El protocolo, entonces, no es un documento para guardar: es parte de la producción.
Y eso modifica la manera en que deberían trabajar promotores, agencias, productores y venues.
Cohen advierte otro punto especialmente relevante para cualquier establecimiento abierto al público: “las visitas de verificación no te avisan”.
La razón, explica, es bastante lógica: “la autoridad quiere ir a constatar en tiempo real si cumples o no cumples”.
En una industria donde los horarios son largos, los montajes cambian y cada producción puede modificar temporalmente las condiciones de un espacio, esta visión resulta particularmente relevante.
La preparación no debería existir únicamente el día de la inauguración. Tiene que mantenerse durante la operación.

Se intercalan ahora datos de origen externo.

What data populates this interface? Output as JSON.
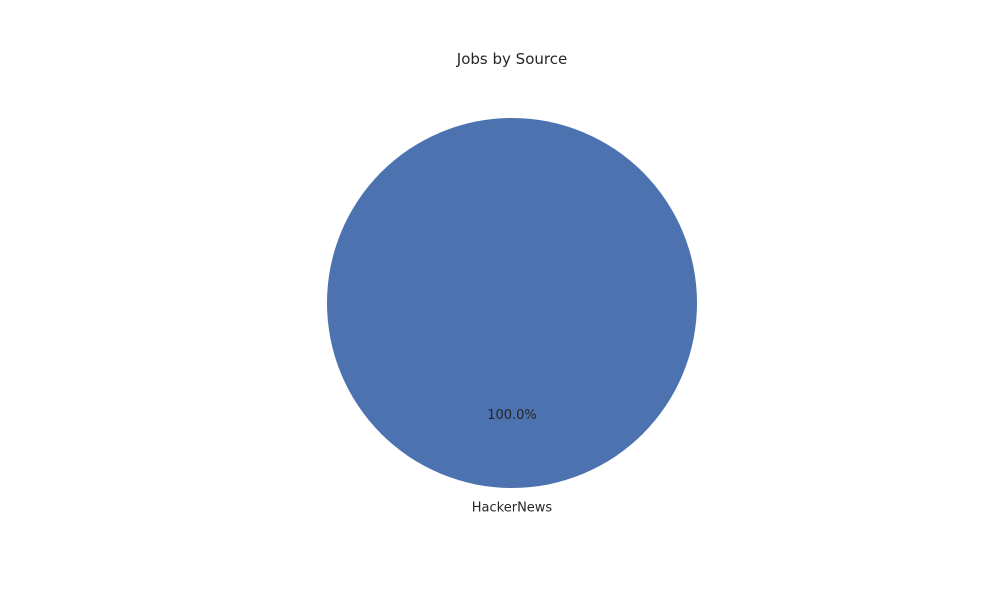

Esto también alcanza a bares, clubes, restaurantes con entretenimiento y otros establecimientos. En Ciudad de México, el SIAPEM contempla distintas categorías y permisos de operación para establecimientos mercantiles; los giros de impacto zonal, por ejemplo, incluyen bares, y modificaciones como aforo, giro o superficie pueden implicar avisos ante la autoridad.
El escenario puede estar perfectamente iluminado y, aun así, existir un problema detrás de la barra, en una salida, en un permiso o en una modificación operativa que nadie actualizó.
El entretenimiento, además, se ha convertido en una industria profundamente digital. Preventas, influencers, promociones, experiencias patrocinadas y activaciones comienzan mucho antes de que alguien llegue al evento.
Ahí Cohen coloca otra frontera importante: lo que una empresa comunica también tiene que poder cumplirse.
Cuando habla de promociones comerciales, su lógica es directa: una compañía puede hacer una oferta agresiva siempre que las condiciones sean claras y realmente pueda respetarlas. “Lo que la autoridad busca es el engaño al consumidor”, explica.
Para entretenimiento, eso abre una conversación más grande sobre boletaje, beneficios VIP, promociones, experiencias anunciadas, restricciones y comunicación de marcas patrocinadoras.
Incluso la publicidad de ciertas categorías requiere mayor cuidado. Cohen utiliza el alcohol como ejemplo de una industria en la que existen restricciones sobre cómo puede construirse la comunicación comercial.
Tal vez el aspecto más interesante de la visión de Susana Cohen no sea conocer una enorme cantidad de normas, sino entender cómo convertirlas en cultura empresarial.
En la entrevista habla de construir una especie de “estado de derecho interno” dentro de las compañías: definir procesos, capacitar equipos y establecer límites claros frente a prácticas irregulares, incluso cuando alrededor exista informalidad.
Para la industria del entretenimiento, esa idea tiene especial peso.
El público difícilmente recordará qué permiso se presentó, qué protocolo se revisó o cuántas reuniones de seguridad ocurrieron antes de un concierto. Y precisamente de eso se trata.
Cuando la regulación funciona, casi siempre permanece invisible.
Porque detrás de un buen espectáculo no solamente hay talento, producción y creatividad. También existe una estructura que protege al público, al artista, al venue, a las marcas y a la propia empresa que decidió poner todo en marcha.
El verdadero backstage comienza mucho antes de que se enciendan las luces.